How advertising giant Dentsu’s using RPA to “elevate our people’s potential and enable them to do the creative, strategic, and high value work that provides value to clients”
London -based Dentsu International is a global advertising and public relations leader, offering best-in-class services and solutions in media, customer experience management, and creative, it operates in over 145 markets worldwide and has over 45,000 dedicated specialists on staff.
In 2017, the firm found itself facing a specific business problem: junior/mid-level employees were struggling with workload by taking on high volume, low-value tasks which were business critical but highly manual and repetitive. These tasks, its Chief Technology Officer, Shiva Vannavada, told RockingRobots, were mostly focused on amedia bill pay business process that relied on legacy third party applications.

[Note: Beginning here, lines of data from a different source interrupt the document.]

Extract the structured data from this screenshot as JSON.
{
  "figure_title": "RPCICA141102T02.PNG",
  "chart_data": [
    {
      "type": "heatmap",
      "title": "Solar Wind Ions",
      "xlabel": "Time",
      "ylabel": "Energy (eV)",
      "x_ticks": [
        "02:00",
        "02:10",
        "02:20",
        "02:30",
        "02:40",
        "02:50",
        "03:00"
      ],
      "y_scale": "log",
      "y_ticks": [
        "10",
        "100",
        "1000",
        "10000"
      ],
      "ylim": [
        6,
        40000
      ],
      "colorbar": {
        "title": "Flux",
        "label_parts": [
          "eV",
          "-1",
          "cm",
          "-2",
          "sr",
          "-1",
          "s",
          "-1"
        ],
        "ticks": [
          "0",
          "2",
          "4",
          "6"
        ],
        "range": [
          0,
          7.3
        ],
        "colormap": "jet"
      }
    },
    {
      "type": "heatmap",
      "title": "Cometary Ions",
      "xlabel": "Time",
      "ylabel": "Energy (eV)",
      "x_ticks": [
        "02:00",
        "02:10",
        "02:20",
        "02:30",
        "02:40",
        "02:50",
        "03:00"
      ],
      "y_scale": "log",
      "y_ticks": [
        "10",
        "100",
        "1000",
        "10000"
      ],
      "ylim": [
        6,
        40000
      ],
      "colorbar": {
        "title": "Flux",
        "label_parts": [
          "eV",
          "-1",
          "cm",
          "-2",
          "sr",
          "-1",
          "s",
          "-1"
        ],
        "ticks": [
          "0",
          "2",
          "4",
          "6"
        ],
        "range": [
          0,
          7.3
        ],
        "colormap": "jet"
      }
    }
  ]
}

“The output from these processes had a high margin of error; not because people were not doing their work, but because people are not meant to be manual transcribing over 3,000 invoices from an Excel file to an antiquated user interface each week,” he notes.
“A 95% reduction in manual effort, happier employees, and dramatically fewer errors”
Dentu’s managers decided to step in and end the tedium and the burnout, and implemented a number of RPA proofs of concept to, in his words, “Elevate our people’s potential and enable them to do the creative, strategic, and high value work that excites them and provides value to our clients.”
Eventually, UiPath was chosen as the ideal partner for achieving this, as Dentsu felt it offered a holistic automation platform of which RPA is a key product/component. The company believes it has now developed a “very strong” automation capability for its industry, and will continue to work so that the company can experience the benefits that come with a digital workforce.
How this journey started: Vannavada stresses that the idea was not to automate any bad processes, but to use the introduction of robots to fix things. For example, his team identified an issue where suppliers/publishers were submitting invoices for different amounts than had been expected, but instead of just wrapping RPA on top of the reconciliation process, the issue was traced upstream from the back office to the mid-office where it seemed team members were not always clear on the right calculations to perform when actualising spends.
“We solved this by using RPA to proactively pull data from various sources and run the transformation/calculations based on our supplier terms and conditions, then notify the suppliers what we were expecting to be invoiced weeks prior to them even generating the invoice,” he states. “As a result, in this one process we have seen up to a 95% reduction in manual effort, happier employees, and dramatically fewer errors.”
That isn’t the only metric of success Vannavada offered us for the impact of automation at his company. “In the initial stages of automation/RPA, we were acutely focused on reduction in manual effort hours and tying cost against those hours,” he says. “This was the cleanest and most agreeable way for us to show ROI for the investment.” And since 2017, he goes on, RPA projects have saved over 125,000 hours of work directly but also “exponentially more” hours from preventing manual re-work.
New metrics for workplace success
But as we heard, RPA at Dentu isn’t just about rationalising processes, and is is eager to show how. And intriguingly, his colleague Brian Klochkoff, Head of Automation, Americas, sees it as part of a structured move to a genuinely blended, human-software workforce:
“We are now more interested in learning how RPA qualitatively enables and empowers our people to be their brilliant selves. From the top-down, we will always be looking at manual hours reduced, exception rates, number of ideas/solutions, process cycle times, and other KPIs via our orchestration insights; but we are keen to evolve beyond that soon, but now that they have a complementary digital workforce working side by side with them, we are looking to better understand how citizen developers and automation consumers qualify their employee experience via employee testimonials, automation community building, and peer to peer knowledge sharing and engagement. And as we gradually shift from a manual effort, hourly based KPI, we are looking at metrics such as employee satisfaction, retention rates, internal mobility, promotability, and so on.”
Next steps for RPA at Dentu centre on enabling the automation capability within our functions and service lines through solutions that have meaningful business impact, low maintenance, and business owned sustainability. To achieve this. But that original vision remains in place: “As we seek to elevate our people’s potential by integrating automation and AI into everything we do, we continue to push the limits on how RPA can be applied for the betterment of our employee experience,” he confirms.